Na avaliação da professora Luciana Rizzo, essa deficiência acontece porque a montagem e manutenção de uma estação de monitoramento requer um investimento alto e os equipamentos utilizados na aferição não são produzidos no Brasil. Mas, para o pesquisador do Instituto de Astronomia, Geofísica e Ciências Atmosféricas da USP (IAG-USP) Marco Aurélio Alvarenga, há outro fator importante envolvido: a falta de interesse político.
“A implementação de uma rede de monitoramento é algo que leva muito tempo. É um projeto de médio e longo prazo. Não é um projeto de curto prazo. E requer planejamento, requer alocação de recursos. Requer uma organização que muitas vezes o governo do estado não tem esse interesse momentâneo. Então, ele fica postergando isso para o próximo, e isso nunca é implementado”, explicou.
O próprio Plano de Ação Qualidade do Ar assume que a falta de redes de monitoramento gera lacunas em relação ao conhecimento da situação da qualidade do ar e avaliação das medidas adotadas para controle, prejudicando também a prestação de informações à sociedade. “Sem informações sobre o cenário relativo à qualidade do ar, não é possível conduzir ações de planejamento a curto e longo prazo para controle e mitigação da concentração de poluentes na atmosfera”, afirma trecho do texto.
Política nacional pode mudar algo?
O grave problema enfrentado por Manaus será um desafio para a Política Nacional de Qualidade do Ar, atualmente em tramitação na Comissão de Meio Ambiente (CMA) do Senado.
A proposta do ministro do Desenvolvimento Agrário e Agricultura Familiar, Paulo Teixeira (PT-SP), quando ainda deputado federal, e sob relatoria do senador Fabiano Contarato (PT-ES), o Projeto de Lei (PL) 3.027/2022 estabelece diretrizes para o monitoramento e gestão da qualidade do ar no Brasil, bem como medidas para o controle da emissão de poluentes.
O texto propõe que o Conama estabeleça os padrões nacionais que podem ser regulamentados pelos estados, desde que de forma mais restritiva. O monitoramento ficará a cargo dos órgãos e instituições estaduais integrantes do Sistema Nacional de Meio Ambiente (Sisnama), que deverão divulgar os dados em linguagem acessível para a população.
De acordo com o relator, o entendimento é que, apesar de não imediatos, os efeitos da poluição ambiental são prejudiciais a longo prazo, sendo capazes de reduzir a qualidade de vida da população e ameaçando a integridade física e a saúde das pessoas. Por isso, além da busca por responsabilizar autores de crimes ambientais, o projeto visa estimular o uso de tecnologias limpas, a redução de poluentes atmosféricos, além do monitoramento e gestão do ar em tempo real.

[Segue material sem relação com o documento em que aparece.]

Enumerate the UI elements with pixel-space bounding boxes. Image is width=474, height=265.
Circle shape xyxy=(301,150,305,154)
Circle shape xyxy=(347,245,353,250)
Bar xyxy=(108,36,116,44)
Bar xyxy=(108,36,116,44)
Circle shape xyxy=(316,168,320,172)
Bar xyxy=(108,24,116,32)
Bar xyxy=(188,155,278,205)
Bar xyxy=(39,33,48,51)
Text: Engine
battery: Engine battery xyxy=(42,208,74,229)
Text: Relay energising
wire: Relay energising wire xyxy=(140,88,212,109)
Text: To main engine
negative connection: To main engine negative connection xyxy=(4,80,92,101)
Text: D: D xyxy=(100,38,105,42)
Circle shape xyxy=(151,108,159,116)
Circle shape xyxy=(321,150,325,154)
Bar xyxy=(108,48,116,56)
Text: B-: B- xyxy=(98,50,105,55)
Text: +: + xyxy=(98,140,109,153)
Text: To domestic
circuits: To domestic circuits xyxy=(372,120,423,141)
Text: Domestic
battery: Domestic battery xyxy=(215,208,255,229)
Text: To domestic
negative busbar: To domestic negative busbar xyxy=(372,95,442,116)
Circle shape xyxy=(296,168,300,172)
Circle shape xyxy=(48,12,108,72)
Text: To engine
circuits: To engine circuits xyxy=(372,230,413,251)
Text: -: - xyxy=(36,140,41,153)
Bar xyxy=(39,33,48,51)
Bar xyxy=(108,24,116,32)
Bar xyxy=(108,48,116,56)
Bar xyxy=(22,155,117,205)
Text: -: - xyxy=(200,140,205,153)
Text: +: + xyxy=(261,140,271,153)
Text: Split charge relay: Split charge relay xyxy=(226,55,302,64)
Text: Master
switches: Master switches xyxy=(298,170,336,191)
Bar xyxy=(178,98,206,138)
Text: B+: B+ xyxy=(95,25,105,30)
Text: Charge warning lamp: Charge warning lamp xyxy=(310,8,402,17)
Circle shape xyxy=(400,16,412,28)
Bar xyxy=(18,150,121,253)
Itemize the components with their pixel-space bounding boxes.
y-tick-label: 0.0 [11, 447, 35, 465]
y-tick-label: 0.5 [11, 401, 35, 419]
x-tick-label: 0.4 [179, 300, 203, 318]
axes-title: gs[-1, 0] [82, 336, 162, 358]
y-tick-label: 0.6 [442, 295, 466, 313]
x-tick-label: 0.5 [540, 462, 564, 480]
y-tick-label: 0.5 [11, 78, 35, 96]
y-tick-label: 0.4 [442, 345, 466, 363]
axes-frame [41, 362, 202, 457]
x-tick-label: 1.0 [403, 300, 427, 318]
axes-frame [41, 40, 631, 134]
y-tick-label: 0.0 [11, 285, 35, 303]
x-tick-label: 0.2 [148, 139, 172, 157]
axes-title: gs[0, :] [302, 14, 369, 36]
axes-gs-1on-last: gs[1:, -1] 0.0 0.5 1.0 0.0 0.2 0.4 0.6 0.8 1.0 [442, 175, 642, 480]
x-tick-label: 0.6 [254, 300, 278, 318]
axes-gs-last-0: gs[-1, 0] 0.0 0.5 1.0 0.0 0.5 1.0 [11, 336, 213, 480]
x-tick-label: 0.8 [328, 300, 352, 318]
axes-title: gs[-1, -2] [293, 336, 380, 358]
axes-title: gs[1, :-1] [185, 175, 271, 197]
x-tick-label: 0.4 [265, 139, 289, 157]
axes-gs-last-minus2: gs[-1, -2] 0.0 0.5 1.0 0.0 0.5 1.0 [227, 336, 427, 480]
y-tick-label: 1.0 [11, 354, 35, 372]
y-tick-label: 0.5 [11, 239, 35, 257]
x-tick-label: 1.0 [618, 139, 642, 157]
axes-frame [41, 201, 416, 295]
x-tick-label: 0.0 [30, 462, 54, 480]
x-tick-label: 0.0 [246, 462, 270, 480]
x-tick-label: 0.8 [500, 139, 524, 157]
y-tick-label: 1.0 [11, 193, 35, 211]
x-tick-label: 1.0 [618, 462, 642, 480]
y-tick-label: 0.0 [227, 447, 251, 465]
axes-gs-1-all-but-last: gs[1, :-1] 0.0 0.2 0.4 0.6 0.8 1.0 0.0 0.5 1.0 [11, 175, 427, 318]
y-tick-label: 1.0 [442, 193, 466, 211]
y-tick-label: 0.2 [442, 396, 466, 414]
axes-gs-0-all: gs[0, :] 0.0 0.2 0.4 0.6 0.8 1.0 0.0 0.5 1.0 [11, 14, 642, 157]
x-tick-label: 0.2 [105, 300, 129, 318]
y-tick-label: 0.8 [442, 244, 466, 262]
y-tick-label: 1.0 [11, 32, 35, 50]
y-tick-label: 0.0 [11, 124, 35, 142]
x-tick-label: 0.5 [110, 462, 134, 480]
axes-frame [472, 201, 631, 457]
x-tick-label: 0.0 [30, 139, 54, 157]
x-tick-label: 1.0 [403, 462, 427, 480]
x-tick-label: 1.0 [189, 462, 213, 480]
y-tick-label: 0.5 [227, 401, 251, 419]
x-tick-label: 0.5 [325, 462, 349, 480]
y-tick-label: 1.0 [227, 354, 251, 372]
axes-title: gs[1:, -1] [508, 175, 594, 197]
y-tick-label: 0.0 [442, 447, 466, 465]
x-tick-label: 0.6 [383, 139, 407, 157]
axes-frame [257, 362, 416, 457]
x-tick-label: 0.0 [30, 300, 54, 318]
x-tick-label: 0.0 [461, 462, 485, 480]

“Passou da hora de as autoridades darem uma resposta eficiente e efetiva para resolver os crimes envolvendo poluição ambiental. A Lei de Proteção Ambiental [9.605/98] até trouxe inovação com a possibilidade de responsabilidade penal de pessoa jurídica, mas não podemos só depender da lei após o crime. Temos que trabalhar na prevenção para evitar que o crime ocorra”, afirmou o senador Contarato.
Para o deputado federal Amom Mandel (Cidadania-AM), o atual cenário de Manaus se deve a falhas nas políticas públicas de prevenção das queimadas e à falta de mobilização política pela qualidade do ar. Segundo ele, para que a situação não se repita, a “responsabilização dos gestores” deve ser o principal ponto da discussão.
Além disso, o deputado defendeu uma articulação política da bancada federal do Amazonas para conseguir a relatoria do PL nas comissões temáticas. “Para que a gente possa tentar acelerar a tramitação desse projeto e, se possível, evitar que ele vá ao plenário”, explicou.